Hace cerca de un año me tocó participar de una rueda de prensa en la que estaban Ozzy Osbourne, Sharon y su hijo Jack. La familia se conectaba a la reunión virtual para promocionar un documental sobre Ozzy en un canal de cable. Ozzy estuvo sólo al comienzo del evento virtual, contestó unas pocas preguntas casi sin sentido de parte del CEO del canal que invirtió en la pieza audiovisual y se fue. Su aspecto no era bueno. De hecho la sensación de estar formando parte de esa promo era casi incómoda. Es sabido de los problemas que atraviesa debido al Parkinson, pero una cosa es leer las noticias y otra verlas.
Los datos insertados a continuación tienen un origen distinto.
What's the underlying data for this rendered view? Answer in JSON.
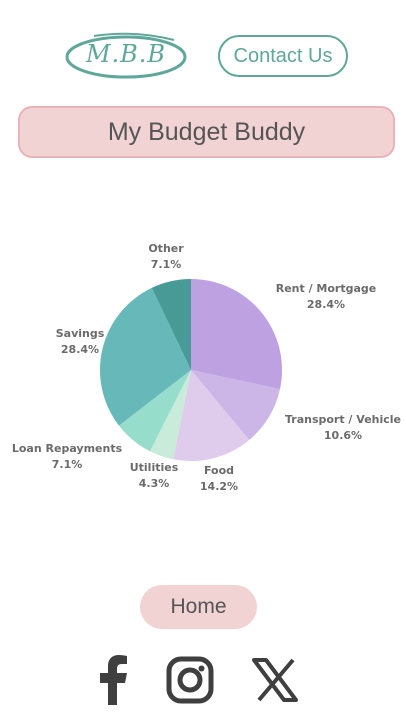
{
  "header": {
    "logo_text": "M.B.B",
    "contact_label": "Contact Us"
  },
  "page": {
    "title": "My Budget Buddy"
  },
  "chart_data": {
    "type": "pie",
    "slices": [
      {
        "label": "Rent / Mortgage",
        "percent_text": "28.4%",
        "value": 28.4,
        "color": "#bda1e1"
      },
      {
        "label": "Transport / Vehicle",
        "percent_text": "10.6%",
        "value": 10.6,
        "color": "#cbb6e7"
      },
      {
        "label": "Food",
        "percent_text": "14.2%",
        "value": 14.2,
        "color": "#dfcbec"
      },
      {
        "label": "Utilities",
        "percent_text": "4.3%",
        "value": 4.3,
        "color": "#c8ecd9"
      },
      {
        "label": "Loan Repayments",
        "percent_text": "7.1%",
        "value": 7.1,
        "color": "#96ddcc"
      },
      {
        "label": "Savings",
        "percent_text": "28.4%",
        "value": 28.4,
        "color": "#66b9b8"
      },
      {
        "label": "Other",
        "percent_text": "7.1%",
        "value": 7.1,
        "color": "#479a96"
      }
    ]
  },
  "footer": {
    "home_label": "Home",
    "social_icons": [
      "facebook-icon",
      "instagram-icon",
      "x-icon"
    ]
  }
}
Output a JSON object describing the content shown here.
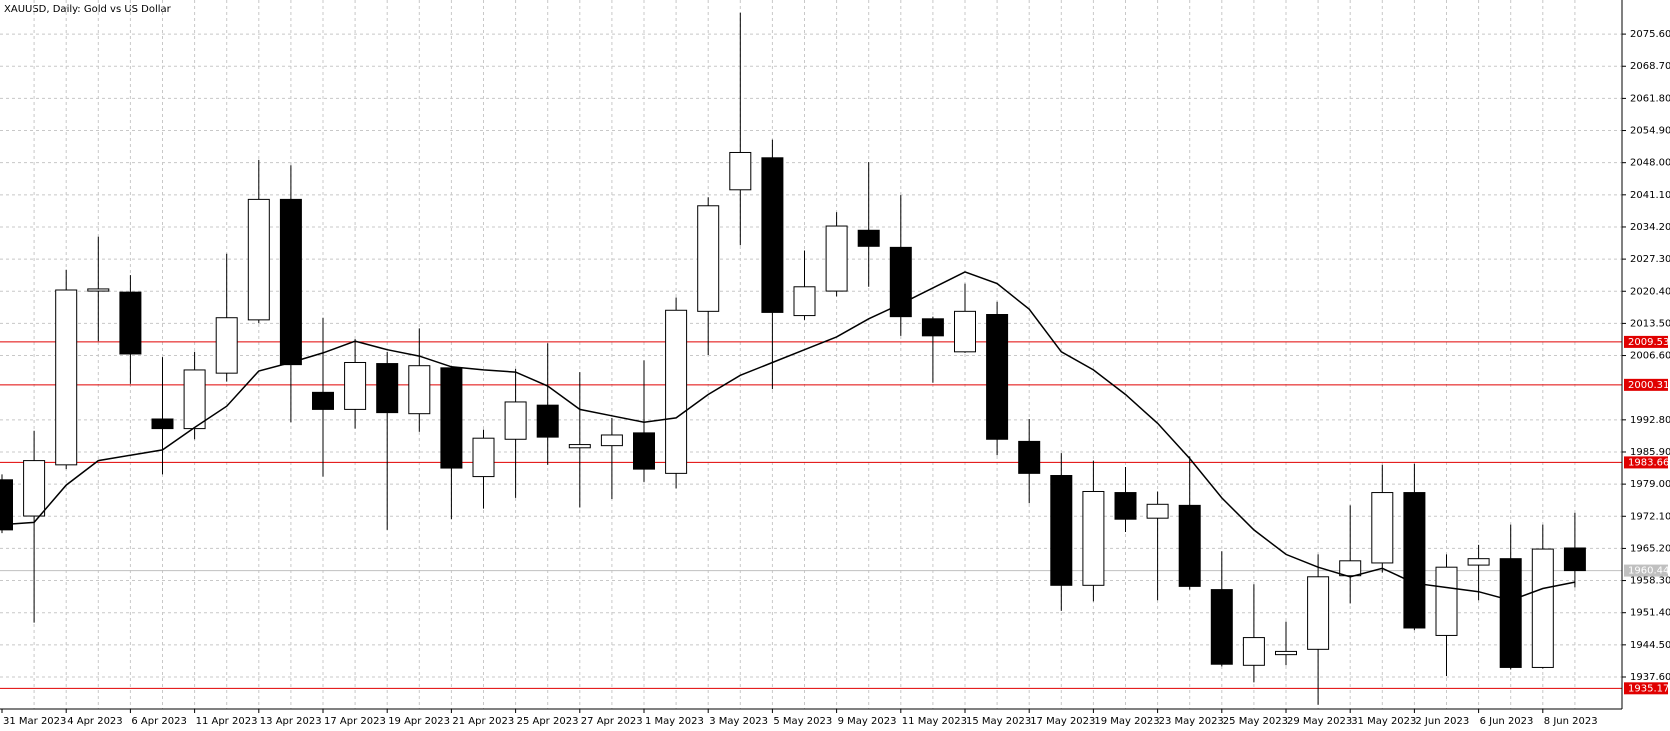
{
  "chart_data": {
    "type": "candlestick",
    "title": "XAUUSD, Daily:  Gold vs US Dollar",
    "categories": [
      "31 Mar 2023",
      null,
      "4 Apr 2023",
      null,
      "6 Apr 2023",
      null,
      "11 Apr 2023",
      null,
      "13 Apr 2023",
      null,
      "17 Apr 2023",
      null,
      "19 Apr 2023",
      null,
      "21 Apr 2023",
      null,
      "25 Apr 2023",
      null,
      "27 Apr 2023",
      null,
      "1 May 2023",
      null,
      "3 May 2023",
      null,
      "5 May 2023",
      null,
      "9 May 2023",
      null,
      "11 May 2023",
      null,
      "15 May 2023",
      null,
      "17 May 2023",
      null,
      "19 May 2023",
      null,
      "23 May 2023",
      null,
      "25 May 2023",
      null,
      "29 May 2023",
      null,
      "31 May 2023",
      null,
      "2 Jun 2023",
      null,
      "6 Jun 2023",
      null,
      "8 Jun 2023",
      null
    ],
    "open": [
      1979.93,
      1972.15,
      1983.14,
      2020.44,
      2020.21,
      1992.98,
      1990.92,
      2002.82,
      2014.26,
      2040.12,
      1998.7,
      1995.04,
      2004.88,
      1994.12,
      2003.96,
      1980.62,
      1988.63,
      1995.95,
      1986.8,
      1987.26,
      1990.0,
      1981.31,
      2016.09,
      2042.18,
      2049.05,
      2015.18,
      2020.44,
      2033.49,
      2029.82,
      2014.49,
      2007.4,
      2015.41,
      1988.17,
      1980.85,
      1957.28,
      1977.19,
      1971.69,
      1974.44,
      1956.36,
      1940.11,
      1942.4,
      1943.54,
      1959.34,
      1962.08,
      1977.19,
      1946.52,
      1961.62,
      1963.0,
      1939.65,
      1965.29
    ],
    "high": [
      1981.08,
      1990.46,
      2025.02,
      2032.11,
      2023.87,
      2006.25,
      2007.4,
      2028.45,
      2048.59,
      2047.45,
      2014.72,
      2010.14,
      2007.4,
      2012.43,
      2004.42,
      1990.69,
      2003.73,
      2009.23,
      2003.05,
      1993.21,
      2005.57,
      2019.07,
      2040.58,
      2080.17,
      2052.94,
      2029.14,
      2037.38,
      2048.13,
      2041.04,
      2014.95,
      2022.04,
      2018.15,
      1992.98,
      1985.65,
      1984.05,
      1982.68,
      1977.42,
      1984.97,
      1964.6,
      1957.5,
      1949.49,
      1963.91,
      1974.44,
      1983.14,
      1983.37,
      1963.91,
      1965.97,
      1970.32,
      1970.32,
      1972.84
    ],
    "low": [
      1968.49,
      1949.27,
      1982.22,
      2009.68,
      2000.53,
      1981.08,
      1988.63,
      2000.99,
      2013.58,
      1992.29,
      1980.62,
      1990.92,
      1969.18,
      1990.23,
      1971.47,
      1973.75,
      1976.04,
      1983.14,
      1973.98,
      1975.81,
      1979.48,
      1978.1,
      2006.71,
      2030.28,
      1999.39,
      2014.26,
      2019.3,
      2021.36,
      2010.83,
      2000.76,
      2007.17,
      1985.2,
      1974.9,
      1951.78,
      1953.84,
      1968.72,
      1954.07,
      1956.36,
      1939.88,
      1936.45,
      1940.11,
      1931.64,
      1953.39,
      1960.02,
      1947.66,
      1937.82,
      1954.07,
      1939.2,
      1939.42,
      1956.82
    ],
    "close": [
      1969.18,
      1984.05,
      2020.67,
      2020.9,
      2006.94,
      1990.92,
      2003.51,
      2014.72,
      2040.12,
      2004.65,
      1995.04,
      2005.11,
      1994.35,
      2004.42,
      1982.45,
      1988.86,
      1996.64,
      1989.09,
      1987.49,
      1989.55,
      1982.22,
      2016.32,
      2038.75,
      2050.19,
      2015.86,
      2021.36,
      2034.4,
      2030.05,
      2014.95,
      2010.83,
      2016.09,
      1988.63,
      1981.31,
      1957.28,
      1977.42,
      1971.47,
      1974.67,
      1957.05,
      1940.34,
      1946.06,
      1943.09,
      1959.11,
      1962.54,
      1977.19,
      1948.12,
      1961.17,
      1963.0,
      1939.65,
      1965.06,
      1960.44
    ],
    "moving_average": [
      1970.32,
      1970.78,
      1978.79,
      1984.05,
      1985.2,
      1986.34,
      1991.15,
      1995.72,
      2003.28,
      2005.11,
      2007.17,
      2009.68,
      2007.85,
      2006.48,
      2004.19,
      2003.51,
      2003.05,
      2000.07,
      1995.04,
      1993.66,
      1992.29,
      1993.21,
      1998.24,
      2002.36,
      2005.11,
      2007.85,
      2010.6,
      2014.49,
      2017.69,
      2021.13,
      2024.56,
      2022.04,
      2016.55,
      2007.4,
      2003.51,
      1998.24,
      1992.06,
      1984.51,
      1976.04,
      1969.18,
      1963.91,
      1961.17,
      1959.11,
      1960.94,
      1957.73,
      1956.82,
      1955.9,
      1954.07,
      1956.59,
      1957.96
    ],
    "up_color": "#ffffff",
    "down_color": "#000000",
    "line_color": "#000000",
    "ylim": [
      1930.73,
      2082.92
    ],
    "yticks": [
      {
        "value": 2075.6,
        "label": "2075.60"
      },
      {
        "value": 2068.7,
        "label": "2068.70"
      },
      {
        "value": 2061.8,
        "label": "2061.80"
      },
      {
        "value": 2054.9,
        "label": "2054.90"
      },
      {
        "value": 2048.0,
        "label": "2048.00"
      },
      {
        "value": 2041.1,
        "label": "2041.10"
      },
      {
        "value": 2034.2,
        "label": "2034.20"
      },
      {
        "value": 2027.3,
        "label": "2027.30"
      },
      {
        "value": 2020.4,
        "label": "2020.40"
      },
      {
        "value": 2013.5,
        "label": "2013.50"
      },
      {
        "value": 2006.6,
        "label": "2006.60"
      },
      {
        "value": 1992.8,
        "label": "1992.80"
      },
      {
        "value": 1985.9,
        "label": "1985.90"
      },
      {
        "value": 1979.0,
        "label": "1979.00"
      },
      {
        "value": 1972.1,
        "label": "1972.10"
      },
      {
        "value": 1965.2,
        "label": "1965.20"
      },
      {
        "value": 1958.3,
        "label": "1958.30"
      },
      {
        "value": 1951.4,
        "label": "1951.40"
      },
      {
        "value": 1944.5,
        "label": "1944.50"
      },
      {
        "value": 1937.6,
        "label": "1937.60"
      }
    ],
    "grid": true,
    "reference_lines": [
      {
        "value": 2009.53,
        "color": "#e00000"
      },
      {
        "value": 2000.31,
        "color": "#e00000"
      },
      {
        "value": 1983.66,
        "color": "#e00000"
      },
      {
        "value": 1935.17,
        "color": "#e00000"
      }
    ],
    "last_price": 1960.44,
    "last_price_color": "#c0c0c0"
  }
}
Con esa imagen difícil de olvidar me dispuse a escuchar “Patient No. 9”. Más allá de que sea un disco con una producción de alto presupuesto y de que los músicos invitados sean totalmente de primera clase, el disco tiene una vitalidad y una vigencia que no encaja para nada con el Ozzy que vi en aquella pantalla meses atrás. Por un lado esta sensación me da genuina alegría, por otro intento entender de dónde saca la fuerza este tipo para seguir siendo el mítico Príncipe de las Tinieblas.
Más allá de elucubraciones que no llegarán nunca a buen puerto, hay que decir que “Patient No. 9” es un disco potente. Las canciones tienen lo que todos los fans de Ozzy quieren –queremos– que tengan: gancho, poder, melodía, brillo y esas melodías comandadas por el tono de voz casi infantil pero rebuscado completamente inconfundible. Los featurings son, como de costumbre, escandalosos. Destacan sobremanera los guitar heroes que aparecen aquí, pero no hubo ahorro de talento en los bajistas (Chris Chaney de Jane’s Addiction, Rob Trujillo de Metallica, Duff McKagan de Guns N’ Roses) y baterías (Chad Smith de Red Hot Chili Peppers, el tristemente fallecido Taylor Hawkins). Su eterno Zakk Wylde muestra lo mejor de si mismo en “Parasite”, la power ballad devenida en hard rock clásico “Mr Darkness”, el mid-tempo casi grunge “Nothing Feels Right” y el mejor aporte, “Evil Shuffle”, con su riff de gran peso específico y esos irresistibles cortes sabbathianos. El histórico y veterano Jeff Beck también sorprende con la frescura de sus aportes en la canción que abre el disco y da nombre al mismo (un auténtico himno de estadio, con su estribillo pop y todo) y en la balada “A Thousand Shades”, que si bien no destila originalidad precisamente, ofrece una interesante labor a la guitarra. Cuando llega el solo de “One Of Those Days” ejecutado por el apático Eric Clapton, queda en claro más que nunca el hecho de que este disco tuvo un poder similar al de las piscinas de “Cocoon”, porque, aquí tampoco da la sensación de que estemos escuchando a músicos de prácticamente ochenta años de edad.
En “Dead And Gone” las melodías resultonas de Ozzy Osbourne se amigan con una base recta en el sentido post-punk de la palabra, mientras que Dave Navarro apuesta por un perfil bajo hermanando su guitarra con los sintetizadores de base. Josh Homme saca a relucir su estirpe de estrella alternativa en la espaciosa “God Only Knows” y se despacha con un solo épico. Mike McCready de Pearl Jam da un buen toque Crazy Horse a “Immortal” y lo convierte en uno de los mejores temas del disco.
Pero la conjunción de astros más relevante del disco es la que sucede entre Ozzy y Tony Iommi en “Degradation Rules” y en la potente “No Escape From Now”. De ambos temas solo diré que canalizan el espíritu de Black Sabbath con éxito (el riff de “No Escape From Now” es la pura savia del género) y eso de por sí es un motivo de emoción. Más allá de que el disco pueda dar cierta sensación de artificialidad teniendo en cuenta la tonelada de años que juntan entre todos los integrantes hay que decir que es un trabajo sólido y consistente, totalmente a la altura del mito.